Ceramic brake pads tend to be one of the more expensive brake pads you can purchase for your vehicle. Ceramic brake pads are really great because they don't make a lot of noise, even when they are new and you are braking them in. Ceramic brake pads work really well with your rotors, and don't cause your rotors to break down at an advance rate. As the name implies, ceramic brake pads are made out of ceramic fibers as well as additional filler materials.

#2 Low Metallic Brake Pads

Low-metallic brake pads are not the quietest brake pads around. They are made out of primarily organic material; however, they do contain a little metal, generally either steel or copper. The steel and/or copper make low metallic brake pads a little on the noisier side. Low metallic brake pads also create more dust than other types of pads.

The upside to low metallic brake pads is that the metal helps transfer heat in a manner that improves your braking. This is great if you do a lot of hard, race style driving or live somewhere with really hot weather year-round.

#3 Semi Metallic Brake Pads

Semi-metallic brake pads are one of the more affordable brake pads on the market today. They are really common and found in a lot of vehicles. They are primarily made out of metal, unlike low metallic brake pads, where metal is a secondary ingredient. A variety of different metals are used in semi metallic brake pads; such as copper or steel.

Semi metallic brake pads are really strong and are known for being really durable. The downside to semi metallic brake pads is that they don't work as well in really low temperatures, so if you live somewhere where the thermostat tips below freezing in the winter, these may not be the best brakes to put on your vehicle.

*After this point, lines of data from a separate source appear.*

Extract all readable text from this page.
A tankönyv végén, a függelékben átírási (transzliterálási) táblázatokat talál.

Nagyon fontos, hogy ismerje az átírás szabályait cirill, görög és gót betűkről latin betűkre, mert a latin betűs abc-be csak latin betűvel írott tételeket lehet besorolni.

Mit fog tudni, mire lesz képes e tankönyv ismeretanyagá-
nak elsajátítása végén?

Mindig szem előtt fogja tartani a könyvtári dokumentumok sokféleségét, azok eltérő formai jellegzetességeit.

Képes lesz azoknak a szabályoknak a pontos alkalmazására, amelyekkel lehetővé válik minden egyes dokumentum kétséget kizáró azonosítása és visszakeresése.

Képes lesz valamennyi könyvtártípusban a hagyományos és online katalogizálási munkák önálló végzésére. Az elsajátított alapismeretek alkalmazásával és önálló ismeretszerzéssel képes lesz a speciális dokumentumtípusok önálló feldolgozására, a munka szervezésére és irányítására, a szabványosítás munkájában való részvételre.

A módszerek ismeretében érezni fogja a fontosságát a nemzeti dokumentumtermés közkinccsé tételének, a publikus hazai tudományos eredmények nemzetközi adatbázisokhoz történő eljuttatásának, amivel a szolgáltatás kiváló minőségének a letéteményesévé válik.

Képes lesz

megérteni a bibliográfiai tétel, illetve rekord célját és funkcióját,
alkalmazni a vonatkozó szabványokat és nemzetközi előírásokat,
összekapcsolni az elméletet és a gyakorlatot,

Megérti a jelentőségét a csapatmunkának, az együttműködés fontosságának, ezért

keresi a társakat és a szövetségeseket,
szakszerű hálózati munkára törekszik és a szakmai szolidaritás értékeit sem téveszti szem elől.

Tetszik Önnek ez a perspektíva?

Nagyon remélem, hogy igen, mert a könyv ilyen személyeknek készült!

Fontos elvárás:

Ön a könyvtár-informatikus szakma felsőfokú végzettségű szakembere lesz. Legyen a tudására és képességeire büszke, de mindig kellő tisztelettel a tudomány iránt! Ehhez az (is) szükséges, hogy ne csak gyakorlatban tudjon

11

#4 Non-Asbestos Organic Brake Pads

Most people skip the long name and just call non-asbestos organic brake pads NAO pads. These types of pads are made entirely out of a mixture of organic material, such as rubber and glass. NAO brake pads are relatively affordable as they use recycled and organic material. If you are worried about noisy brakes, NAO brakes tend to be quieter. The big downside to NAO brakes is that they tend to wear out faster, so although they are quiet and don't cost as much upfront, you will need to replace them faster than the other three types of brake pads discussed above.

Be sure to talk with your mechanic and figure out what type of brake pad material makes the most sense for your car, driving style, and where you live. Asking questions will help you get the best brake pads for your vehicle.